Now I'm sure most readers will have had the experience of making assumptionsabout the way things are going to turn out in a conversation – about the way other people think. This was one of those times.
In summarising Hitchens's arguments about how "religion poisons everything", I quoted one of his famously pithy and rather amusing characterisations of religious believers: "Anyone who believes in God is just being intellectually dishonest". Well, to say my friend's reaction was vituperative would be an understatement.
I can't remember what he actually said because the strength of emotion in his voice was so overwhelming that I was completely taken by surprise. He spat out a passionate defence of those who believe, angrily attacked me for my pitiable inability to understand the role of religion in human life, and coldly concluded that my rationalist views were irrelevant and beneath contempt.
While somewhat gobsmacked, I did attempt a feeble rejoinder. I apologised: "Look, I'm sorry, I didn't mean to offend you … I didn't know you were Catholic … I thought you'd enjoy Hitchens's humour …". I tried to calm him by saying that I understood how some people find strength and solace in the church, that I recognised that some religious people do engage in good works, that I didn't care what people believed in the privacy of their own minds. He wasn't having any of it. Further conversation proved futile and in the end, he got up and walked out. We didn't speak for three months.
This experience triggered my curiosity about the Emotionality of Belief.
Why is it that some who say they believe in God are so emotional about it? Why is it so hard to even discuss someone's faith in the supernatural?

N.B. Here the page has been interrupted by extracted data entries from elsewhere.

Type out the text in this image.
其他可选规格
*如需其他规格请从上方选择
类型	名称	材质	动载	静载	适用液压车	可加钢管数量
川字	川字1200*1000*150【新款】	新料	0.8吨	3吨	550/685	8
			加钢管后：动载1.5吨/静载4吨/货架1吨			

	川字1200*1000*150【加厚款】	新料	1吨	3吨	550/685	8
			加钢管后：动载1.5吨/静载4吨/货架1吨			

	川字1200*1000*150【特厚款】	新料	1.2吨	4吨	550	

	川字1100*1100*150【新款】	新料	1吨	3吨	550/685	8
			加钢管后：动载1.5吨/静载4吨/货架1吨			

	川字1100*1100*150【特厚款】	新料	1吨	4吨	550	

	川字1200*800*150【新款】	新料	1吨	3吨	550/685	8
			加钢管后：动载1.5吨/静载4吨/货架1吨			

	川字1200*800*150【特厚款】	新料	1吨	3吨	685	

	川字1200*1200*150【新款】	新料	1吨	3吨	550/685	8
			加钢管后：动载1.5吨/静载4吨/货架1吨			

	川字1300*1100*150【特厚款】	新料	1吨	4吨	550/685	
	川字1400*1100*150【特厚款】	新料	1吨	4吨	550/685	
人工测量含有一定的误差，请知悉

Remember the old adage -- three things you never discuss at a dinner party: religion, sex and politics. Any one of these topics is likely to elicit heated debate, strong emotions and, horror of horrors, disagreement! We seem to have got over the prohibition against discussing sex and politics - but just why won't people talk about their faith? It's as if you've questioned their personal integrity, or impugned their family connections. As one person said, "Talking about God is like talking about one's parents …"
So what's going on here? I think it can be understood at two levels: the level of the individual and the level of the group.
At an individual level, what a person believes - in a religious or a philosophical sense - is very much tied up with how they see themselves and their place in the world. A believer associates their belief in God with being a good person, having good values, living a good life. They're likely to view those who don't believe in God as having bad values and living a bad life, or at the very least being misguided. Challenging their belief is like questioning their value as a person, and we all tend to get defensive if our sense of self is questioned.
We're also questioning the value of the group they identify with.